CONAKRY-Le nouveau président élu, Alpha Condé a promis lundi de former un gouvernement qui regroupe "toutes les composantes de la nation". Alpha Condé envisage de lutter contre l'impunité, de "neutraliser les extrémistes" qui menacent la paix sociale dans le pays. Dans cette interview, le nouveau président nous livre ses priorités à la tête du pays...

RFI: Monsieur le Président vous venez d’être confirmé comme premier président démocratiquement élu de la Guinée qui a une histoire très longue, très douloureuse qui est dans un état assez catastrophique. C’est pas un peu vertigineux toutes ses responsabilités qui s’ouvrent à vous?

Président Alpha Condé :
Non parce que cela fait un moment que je mène ce combat pour la démocratie en Guinée. Je suis conscient que tous les problèmes auxquels la Guinée est confrontée. Mais je suis conscient de la détermination et de la volonté de changement du peuple de Guinée qui est déterminé à prendre son destin en main.

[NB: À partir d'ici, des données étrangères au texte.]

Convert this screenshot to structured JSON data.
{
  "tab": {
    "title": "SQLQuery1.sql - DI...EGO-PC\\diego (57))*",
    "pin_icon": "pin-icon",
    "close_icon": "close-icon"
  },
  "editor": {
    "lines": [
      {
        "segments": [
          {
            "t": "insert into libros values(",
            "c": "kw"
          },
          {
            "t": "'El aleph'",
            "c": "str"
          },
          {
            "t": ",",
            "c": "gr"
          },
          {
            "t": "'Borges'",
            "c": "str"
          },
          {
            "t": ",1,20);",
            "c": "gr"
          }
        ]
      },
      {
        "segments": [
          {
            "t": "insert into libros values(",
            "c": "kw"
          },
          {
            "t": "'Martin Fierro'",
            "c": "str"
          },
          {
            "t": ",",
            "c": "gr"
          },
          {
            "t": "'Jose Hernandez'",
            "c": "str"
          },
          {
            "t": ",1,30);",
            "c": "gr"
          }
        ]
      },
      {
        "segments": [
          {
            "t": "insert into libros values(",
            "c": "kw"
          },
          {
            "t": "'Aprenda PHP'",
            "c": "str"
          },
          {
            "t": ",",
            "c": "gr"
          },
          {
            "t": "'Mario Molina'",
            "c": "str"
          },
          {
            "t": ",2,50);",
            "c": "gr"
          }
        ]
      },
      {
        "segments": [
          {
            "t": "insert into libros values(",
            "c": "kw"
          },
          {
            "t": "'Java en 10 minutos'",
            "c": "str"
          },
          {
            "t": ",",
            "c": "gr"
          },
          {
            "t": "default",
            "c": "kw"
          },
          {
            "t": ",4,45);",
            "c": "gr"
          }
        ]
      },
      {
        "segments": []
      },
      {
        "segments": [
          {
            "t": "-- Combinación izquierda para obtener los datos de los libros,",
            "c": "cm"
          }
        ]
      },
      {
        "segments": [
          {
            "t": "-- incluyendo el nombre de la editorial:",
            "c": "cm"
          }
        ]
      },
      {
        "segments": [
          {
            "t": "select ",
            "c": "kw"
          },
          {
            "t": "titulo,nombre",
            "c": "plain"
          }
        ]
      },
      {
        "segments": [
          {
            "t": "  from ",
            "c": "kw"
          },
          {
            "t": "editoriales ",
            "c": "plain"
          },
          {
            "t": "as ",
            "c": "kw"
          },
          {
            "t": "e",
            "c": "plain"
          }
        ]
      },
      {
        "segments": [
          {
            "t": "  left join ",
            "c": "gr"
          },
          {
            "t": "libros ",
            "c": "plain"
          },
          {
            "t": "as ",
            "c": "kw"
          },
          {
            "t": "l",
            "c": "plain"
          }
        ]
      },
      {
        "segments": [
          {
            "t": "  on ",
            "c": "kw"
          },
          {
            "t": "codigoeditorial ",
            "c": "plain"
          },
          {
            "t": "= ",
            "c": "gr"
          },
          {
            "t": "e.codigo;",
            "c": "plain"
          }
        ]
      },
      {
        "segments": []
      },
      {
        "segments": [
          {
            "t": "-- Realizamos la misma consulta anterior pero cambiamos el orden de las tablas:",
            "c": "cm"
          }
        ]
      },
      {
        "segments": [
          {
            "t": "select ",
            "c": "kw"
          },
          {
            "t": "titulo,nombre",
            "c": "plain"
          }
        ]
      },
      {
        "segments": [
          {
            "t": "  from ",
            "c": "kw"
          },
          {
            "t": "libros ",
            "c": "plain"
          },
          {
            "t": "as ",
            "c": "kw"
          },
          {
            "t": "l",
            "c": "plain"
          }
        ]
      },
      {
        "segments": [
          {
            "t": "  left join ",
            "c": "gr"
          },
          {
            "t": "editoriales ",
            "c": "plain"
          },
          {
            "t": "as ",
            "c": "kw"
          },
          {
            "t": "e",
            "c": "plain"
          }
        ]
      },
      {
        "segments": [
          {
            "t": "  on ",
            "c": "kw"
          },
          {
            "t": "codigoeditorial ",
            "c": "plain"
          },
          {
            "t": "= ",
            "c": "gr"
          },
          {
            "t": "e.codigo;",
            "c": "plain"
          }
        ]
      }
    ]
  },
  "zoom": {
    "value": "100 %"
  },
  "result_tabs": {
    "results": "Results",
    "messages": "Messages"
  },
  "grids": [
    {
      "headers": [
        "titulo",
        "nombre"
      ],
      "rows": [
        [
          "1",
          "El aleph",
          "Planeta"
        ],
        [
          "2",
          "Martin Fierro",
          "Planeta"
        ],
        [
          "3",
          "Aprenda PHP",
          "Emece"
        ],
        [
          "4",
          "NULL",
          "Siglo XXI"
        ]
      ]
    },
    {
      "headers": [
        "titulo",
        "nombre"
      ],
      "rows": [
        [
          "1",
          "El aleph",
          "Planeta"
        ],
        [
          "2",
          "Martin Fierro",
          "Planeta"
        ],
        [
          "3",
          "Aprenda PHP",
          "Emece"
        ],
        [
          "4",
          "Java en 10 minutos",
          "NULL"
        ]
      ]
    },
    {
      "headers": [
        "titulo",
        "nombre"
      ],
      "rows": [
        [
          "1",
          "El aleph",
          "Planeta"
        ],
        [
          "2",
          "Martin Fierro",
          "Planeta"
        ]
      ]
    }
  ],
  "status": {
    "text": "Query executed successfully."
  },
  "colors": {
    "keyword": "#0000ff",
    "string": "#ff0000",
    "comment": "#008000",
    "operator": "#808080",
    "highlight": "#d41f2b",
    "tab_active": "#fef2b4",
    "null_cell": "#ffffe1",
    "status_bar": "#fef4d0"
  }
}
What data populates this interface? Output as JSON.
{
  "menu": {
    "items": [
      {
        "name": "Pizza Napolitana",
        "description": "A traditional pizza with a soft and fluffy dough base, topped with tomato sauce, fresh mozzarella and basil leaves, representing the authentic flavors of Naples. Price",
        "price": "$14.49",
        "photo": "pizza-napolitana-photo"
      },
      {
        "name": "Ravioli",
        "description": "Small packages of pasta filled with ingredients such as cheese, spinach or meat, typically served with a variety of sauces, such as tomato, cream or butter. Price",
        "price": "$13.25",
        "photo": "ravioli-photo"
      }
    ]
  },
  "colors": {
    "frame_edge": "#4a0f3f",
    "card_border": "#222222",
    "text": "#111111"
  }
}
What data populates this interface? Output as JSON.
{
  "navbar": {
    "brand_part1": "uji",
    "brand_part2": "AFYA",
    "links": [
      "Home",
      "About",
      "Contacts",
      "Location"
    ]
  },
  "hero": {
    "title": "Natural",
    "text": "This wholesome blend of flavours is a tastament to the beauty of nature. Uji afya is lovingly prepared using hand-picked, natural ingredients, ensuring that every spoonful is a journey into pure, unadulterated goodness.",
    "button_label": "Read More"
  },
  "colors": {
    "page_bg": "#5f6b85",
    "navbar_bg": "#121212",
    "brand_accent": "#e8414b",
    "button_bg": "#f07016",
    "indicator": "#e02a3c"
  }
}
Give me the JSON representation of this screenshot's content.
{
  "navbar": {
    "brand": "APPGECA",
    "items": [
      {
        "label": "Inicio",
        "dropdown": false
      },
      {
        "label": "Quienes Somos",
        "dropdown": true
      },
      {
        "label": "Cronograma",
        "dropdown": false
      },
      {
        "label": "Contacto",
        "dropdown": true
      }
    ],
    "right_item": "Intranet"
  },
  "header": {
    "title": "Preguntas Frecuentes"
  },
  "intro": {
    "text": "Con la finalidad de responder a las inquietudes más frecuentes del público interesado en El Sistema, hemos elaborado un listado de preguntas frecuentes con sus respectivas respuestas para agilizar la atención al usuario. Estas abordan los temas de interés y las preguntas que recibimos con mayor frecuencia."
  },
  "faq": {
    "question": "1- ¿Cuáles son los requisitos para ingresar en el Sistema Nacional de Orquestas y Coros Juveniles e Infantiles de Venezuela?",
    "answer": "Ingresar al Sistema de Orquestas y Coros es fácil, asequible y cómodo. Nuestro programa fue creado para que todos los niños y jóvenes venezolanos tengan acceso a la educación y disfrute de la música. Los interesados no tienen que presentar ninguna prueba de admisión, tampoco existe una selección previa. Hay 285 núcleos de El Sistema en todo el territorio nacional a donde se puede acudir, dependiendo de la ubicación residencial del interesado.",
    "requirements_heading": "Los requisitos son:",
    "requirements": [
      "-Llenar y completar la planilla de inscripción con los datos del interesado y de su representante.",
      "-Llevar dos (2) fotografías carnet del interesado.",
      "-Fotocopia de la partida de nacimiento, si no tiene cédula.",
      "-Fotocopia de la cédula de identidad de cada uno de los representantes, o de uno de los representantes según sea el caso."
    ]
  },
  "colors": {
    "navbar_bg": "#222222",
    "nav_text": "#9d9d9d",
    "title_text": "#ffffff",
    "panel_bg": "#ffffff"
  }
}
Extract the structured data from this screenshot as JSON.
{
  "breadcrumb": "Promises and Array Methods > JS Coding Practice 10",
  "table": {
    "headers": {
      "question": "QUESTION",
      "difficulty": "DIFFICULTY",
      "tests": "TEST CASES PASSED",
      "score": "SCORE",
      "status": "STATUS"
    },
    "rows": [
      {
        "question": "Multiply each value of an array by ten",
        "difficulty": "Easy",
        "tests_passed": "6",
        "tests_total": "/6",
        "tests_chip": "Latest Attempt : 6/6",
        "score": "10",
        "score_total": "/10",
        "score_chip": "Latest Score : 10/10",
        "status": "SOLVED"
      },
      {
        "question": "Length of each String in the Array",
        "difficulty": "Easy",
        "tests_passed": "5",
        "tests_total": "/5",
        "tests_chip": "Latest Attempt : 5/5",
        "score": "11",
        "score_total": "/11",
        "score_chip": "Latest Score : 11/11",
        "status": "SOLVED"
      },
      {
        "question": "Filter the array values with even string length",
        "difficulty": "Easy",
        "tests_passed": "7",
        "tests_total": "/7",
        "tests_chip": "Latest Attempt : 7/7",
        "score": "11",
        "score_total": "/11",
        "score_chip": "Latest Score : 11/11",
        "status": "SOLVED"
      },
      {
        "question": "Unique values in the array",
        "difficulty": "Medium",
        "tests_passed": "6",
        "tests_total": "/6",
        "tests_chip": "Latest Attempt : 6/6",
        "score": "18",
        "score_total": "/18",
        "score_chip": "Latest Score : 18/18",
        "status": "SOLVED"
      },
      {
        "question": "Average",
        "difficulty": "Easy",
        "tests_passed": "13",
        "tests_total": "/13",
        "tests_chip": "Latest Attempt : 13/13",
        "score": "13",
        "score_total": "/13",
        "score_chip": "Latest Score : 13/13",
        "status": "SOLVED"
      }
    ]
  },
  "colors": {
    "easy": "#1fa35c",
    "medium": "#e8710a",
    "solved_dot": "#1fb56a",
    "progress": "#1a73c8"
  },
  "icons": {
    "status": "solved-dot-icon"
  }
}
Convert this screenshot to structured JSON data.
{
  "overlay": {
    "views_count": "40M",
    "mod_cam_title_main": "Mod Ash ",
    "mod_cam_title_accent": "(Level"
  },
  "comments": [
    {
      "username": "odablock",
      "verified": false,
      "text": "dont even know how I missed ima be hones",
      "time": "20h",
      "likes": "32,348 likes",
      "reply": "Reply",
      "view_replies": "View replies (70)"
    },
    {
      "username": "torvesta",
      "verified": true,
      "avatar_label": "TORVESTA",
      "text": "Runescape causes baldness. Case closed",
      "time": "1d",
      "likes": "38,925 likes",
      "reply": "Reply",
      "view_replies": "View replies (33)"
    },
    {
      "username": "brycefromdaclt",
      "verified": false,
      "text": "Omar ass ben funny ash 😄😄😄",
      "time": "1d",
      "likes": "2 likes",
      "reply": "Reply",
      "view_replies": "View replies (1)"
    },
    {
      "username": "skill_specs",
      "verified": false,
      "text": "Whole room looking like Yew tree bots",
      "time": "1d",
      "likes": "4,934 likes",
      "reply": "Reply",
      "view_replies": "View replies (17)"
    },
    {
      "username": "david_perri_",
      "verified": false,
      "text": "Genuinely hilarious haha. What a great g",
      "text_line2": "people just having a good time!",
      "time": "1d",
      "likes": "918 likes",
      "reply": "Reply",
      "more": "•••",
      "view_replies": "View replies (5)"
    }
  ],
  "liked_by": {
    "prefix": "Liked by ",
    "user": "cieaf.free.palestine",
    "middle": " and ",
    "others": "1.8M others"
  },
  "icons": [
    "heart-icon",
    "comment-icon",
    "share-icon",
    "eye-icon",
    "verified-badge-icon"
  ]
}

Vous avez fait campagne et vous êtes élu sur le thème du changement. Mais ce changement il passe par quoi en priorité demain ?

Le changement passe d’abord par la lutte contre l’impunité. Parce que c’est l’impunité qui est à la base de l’essentiel de nos problèmes. Ensuite, ce changement passe par la lutte contre la corruption. Donc le changement, c’est la rupture avec toute la gestion passée pour mettre fin à la dilapidation, à l’absence de l’Etat, de l’administration, de la justice …Le changement consiste à rebâtir une nouvelle Guinée sur tous les plans.

Concrètement, quelle mesure phare vous prendrez ?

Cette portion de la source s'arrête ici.